Attualmente la mobilità elettrica nel nostro Paese rappresenta lo 0,2%, un dato certamente inferiore se si guarda il resto dell’Europa. Al primo posto della classifica del continente europeo troviamo la Norvegia con il 14,64%. Le nazioni quali: Inghilterra, Francia, Germania e Spagna, sono caratterizzate da percentuali che vanno rispettivamente dallo 0,99% per scendere ai livelli italiani dello 0,2%. (Report ottobre 2020, “Il futuro della mobilità elettrica: l’infrastruttura di ricarica in italia 2030”.)

Sempre secondo il report precedentemente citato, nonostante i dati relativamente bassi, il trend dell’elettrico circolante sta crescendo di anno in anno, con un +118% nel biennio 2018-2020. Per quanto riguarda le altre categorie di alimentazione, nel medesimo periodo, c’è stato un incremento del 2,5%.

Analizzando a livello geografico la distribuzione dei veicoli elettrici nel 2020 in Italia, il nord detiene la fetta più importante del parco auto elettriche, con ben il 68%; il centro è rappresentato dal 24%, mentre al sud la percentuale si attesta all’8%.

Questi numeri sono strettamente correlati al grado di incentivi messi a disposizione dalle singole regioni. Per esempio, Trentino e Piemonte sono state le regioni del nord con maggiore incremento di immatricolazioni elettriche, offrendo incentivi sia per i privati e sia per le imprese.
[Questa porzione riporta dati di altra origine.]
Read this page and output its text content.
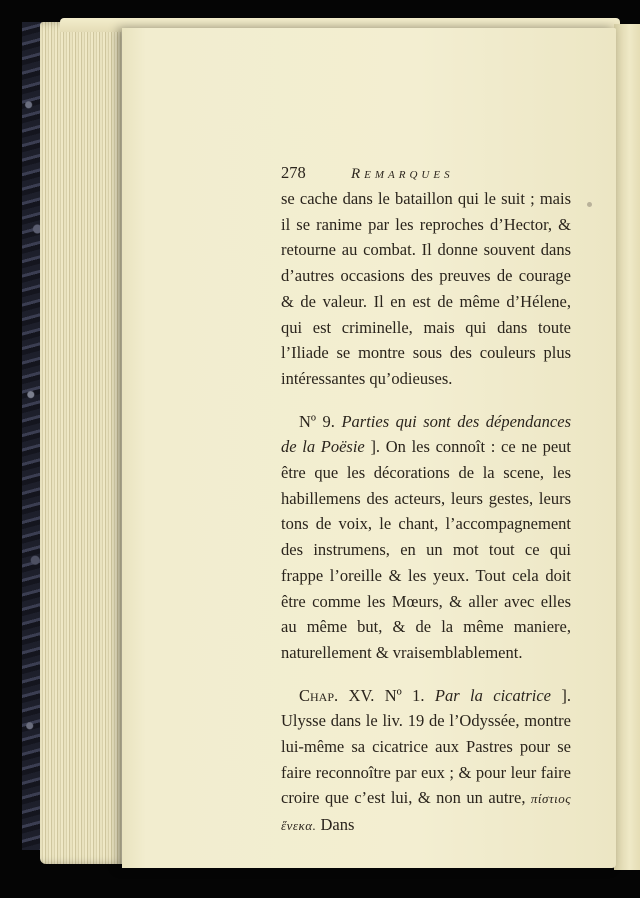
278	Remarques

se cache dans le bataillon qui le suit ; mais il se ranime par les reproches d’Hector, & retourne au combat. Il donne souvent dans d’autres occasions des preuves de courage & de valeur. Il en est de même d’Hélene, qui est criminelle, mais qui dans toute l’Iliade se montre sous des couleurs plus intéressantes qu’odieuses.

Nº 9. Parties qui sont des dépendances de la Poësie ]. On les connoît : ce ne peut être que les décorations de la scene, les habillemens des acteurs, leurs gestes, leurs tons de voix, le chant, l’accompagnement des instrumens, en un mot tout ce qui frappe l’oreille & les yeux. Tout cela doit être comme les Mœurs, & aller avec elles au même but, & de la même maniere, naturellement & vraisemblablement.

Chap. XV. Nº 1. Par la cicatrice ]. Ulysse dans le liv. 19 de l’Odyssée, montre lui-même sa cicatrice aux Pastres pour se faire reconnoître par eux ; & pour leur faire croire que c’est lui, & non un autre, πίστιος ἕνεκα. Dans
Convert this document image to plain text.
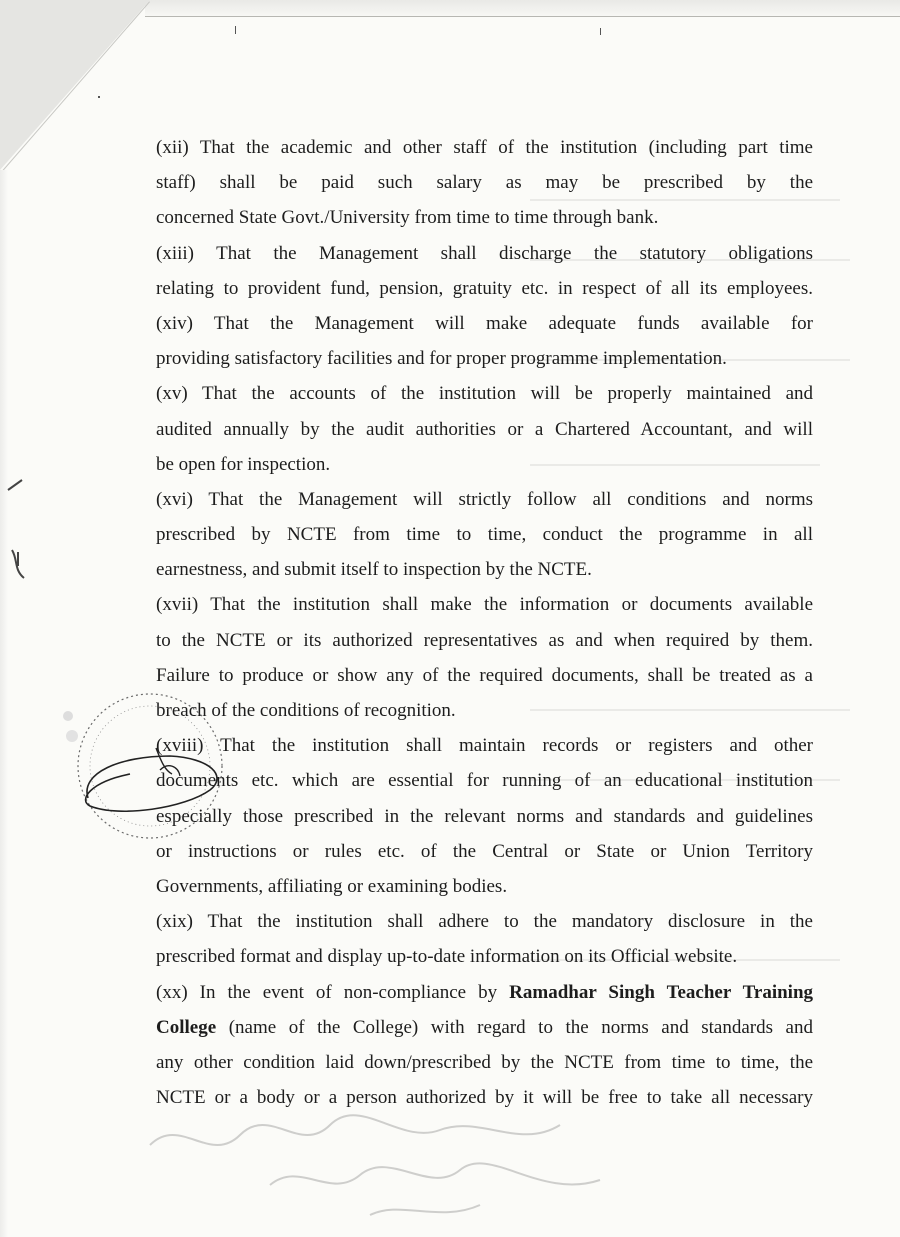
(xii) That the academic and other staff of the institution (including part time
staff) shall be paid such salary as may be prescribed by the
concerned State Govt./University from time to time through bank.
(xiii) That the Management shall discharge the statutory obligations
relating to provident fund, pension, gratuity etc. in respect of all its employees.
(xiv) That the Management will make adequate funds available for
providing satisfactory facilities and for proper programme implementation.
(xv) That the accounts of the institution will be properly maintained and
audited annually by the audit authorities or a Chartered Accountant, and will
be open for inspection.
(xvi) That the Management will strictly follow all conditions and norms
prescribed by NCTE from time to time, conduct the programme in all
earnestness, and submit itself to inspection by the NCTE.
(xvii) That the institution shall make the information or documents available
to the NCTE or its authorized representatives as and when required by them.
Failure to produce or show any of the required documents, shall be treated as a
breach of the conditions of recognition.
(xviii) That the institution shall maintain records or registers and other
documents etc. which are essential for running of an educational institution
especially those prescribed in the relevant norms and standards and guidelines
or instructions or rules etc. of the Central or State or Union Territory
Governments, affiliating or examining bodies.
(xix) That the institution shall adhere to the mandatory disclosure in the
prescribed format and display up-to-date information on its Official website.
(xx) In the event of non-compliance by Ramadhar Singh Teacher Training
College (name of the College) with regard to the norms and standards and
any other condition laid down/prescribed by the NCTE from time to time, the
NCTE or a body or a person authorized by it will be free to take all necessary
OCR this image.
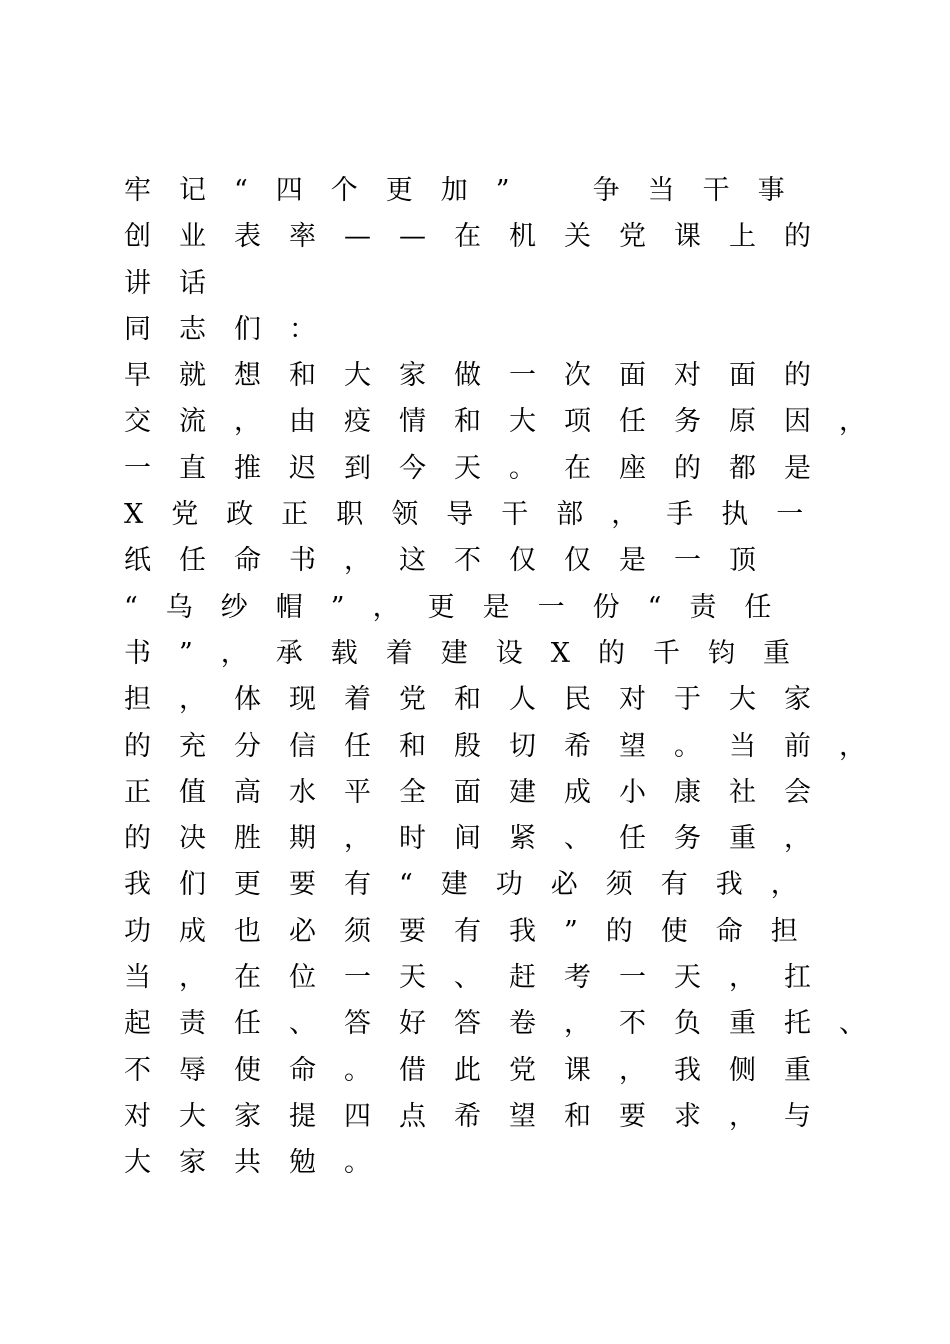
牢记“四个更加”　争当干事
创业表率——在机关党课上的
讲话
同志们：
早就想和大家做一次面对面的
交流，由疫情和大项任务原因，
一直推迟到今天。在座的都是
X党政正职领导干部，手执一
纸任命书，这不仅仅是一顶
“乌纱帽”，更是一份“责任
书”，承载着建设X的千钧重
担，体现着党和人民对于大家
的充分信任和殷切希望。当前，
正值高水平全面建成小康社会
的决胜期，时间紧、任务重，
我们更要有“建功必须有我，
功成也必须要有我”的使命担
当，在位一天、赶考一天，扛
起责任、答好答卷，不负重托、
不辱使命。借此党课，我侧重
对大家提四点希望和要求，与
大家共勉。
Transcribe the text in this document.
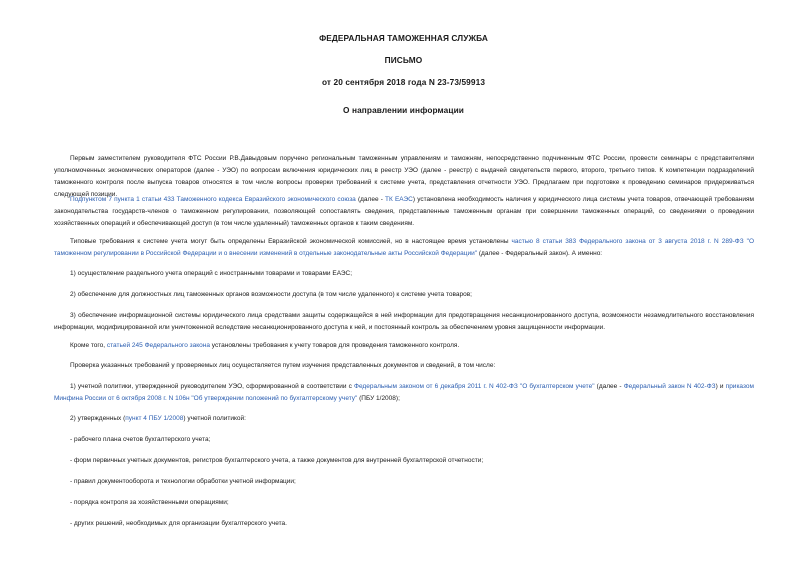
ФЕДЕРАЛЬНАЯ ТАМОЖЕННАЯ СЛУЖБА
ПИСЬМО
от 20 сентября 2018 года N 23-73/59913
О направлении информации

Первым заместителем руководителя ФТС России Р.В.Давыдовым поручено региональным таможенным управлениям и таможням, непосредственно подчиненным ФТС России, провести семинары с представителями уполномоченных экономических операторов (далее - УЭО) по вопросам включения юридических лиц в реестр УЭО (далее - реестр) с выдачей свидетельств первого, второго, третьего типов. К компетенции подразделений таможенного контроля после выпуска товаров относятся в том числе вопросы проверки требований к системе учета, представления отчетности УЭО. Предлагаем при подготовке к проведению семинаров придерживаться следующей позиции.

Подпунктом 7 пункта 1 статьи 433 Таможенного кодекса Евразийского экономического союза (далее - ТК ЕАЭС) установлена необходимость наличия у юридического лица системы учета товаров, отвечающей требованиям законодательства государств-членов о таможенном регулировании, позволяющей сопоставлять сведения, представленные таможенным органам при совершении таможенных операций, со сведениями о проведении хозяйственных операций и обеспечивающей доступ (в том числе удаленный) таможенных органов к таким сведениям.

Типовые требования к системе учета могут быть определены Евразийской экономической комиссией, но в настоящее время установлены частью 8 статьи 383 Федерального закона от 3 августа 2018 г. N 289-ФЗ "О таможенном регулировании в Российской Федерации и о внесении изменений в отдельные законодательные акты Российской Федерации" (далее - Федеральный закон). А именно:

1) осуществление раздельного учета операций с иностранными товарами и товарами ЕАЭС;

2) обеспечение для должностных лиц таможенных органов возможности доступа (в том числе удаленного) к системе учета товаров;

3) обеспечение информационной системы юридического лица средствами защиты содержащейся в ней информации для предотвращения несанкционированного доступа, возможности незамедлительного восстановления информации, модифицированной или уничтоженной вследствие несанкционированного доступа к ней, и постоянный контроль за обеспечением уровня защищенности информации.

Кроме того, статьей 245 Федерального закона установлены требования к учету товаров для проведения таможенного контроля.

Проверка указанных требований у проверяемых лиц осуществляется путем изучения представленных документов и сведений, в том числе:

1) учетной политики, утвержденной руководителем УЭО, сформированной в соответствии с Федеральным законом от 6 декабря 2011 г. N 402-ФЗ "О бухгалтерском учете" (далее - Федеральный закон N 402-ФЗ) и приказом Минфина России от 6 октября 2008 г. N 106н "Об утверждении положений по бухгалтерскому учету" (ПБУ 1/2008);

2) утвержденных (пункт 4 ПБУ 1/2008) учетной политикой:

- рабочего плана счетов бухгалтерского учета;

- форм первичных учетных документов, регистров бухгалтерского учета, а также документов для внутренней бухгалтерской отчетности;

- правил документооборота и технологии обработки учетной информации;

- порядка контроля за хозяйственными операциями;

- других решений, необходимых для организации бухгалтерского учета.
La Toscana, sempre nel 2020, ha registrato una distribuzione di auto elettriche fra il 10-14% sul totale del parco auto.

L’incremento dell’elettrico fa sorgere nuovi bisogni da soddisfare da parte della clientela, spesso riguardanti le tempistiche di ricarica e il numero di colonnine per ricaricare il veicolo.

In Europa sono stati utilizzati due modelli per risolvere quest’ultimo problema. Ad Amsterdam, per incentivare l’acquisto di motori elettrici, è stata data la possibilità al cliente di richiedere un punto ricarica nei pressi della propria abitazione qualora non ne fosse presente uno.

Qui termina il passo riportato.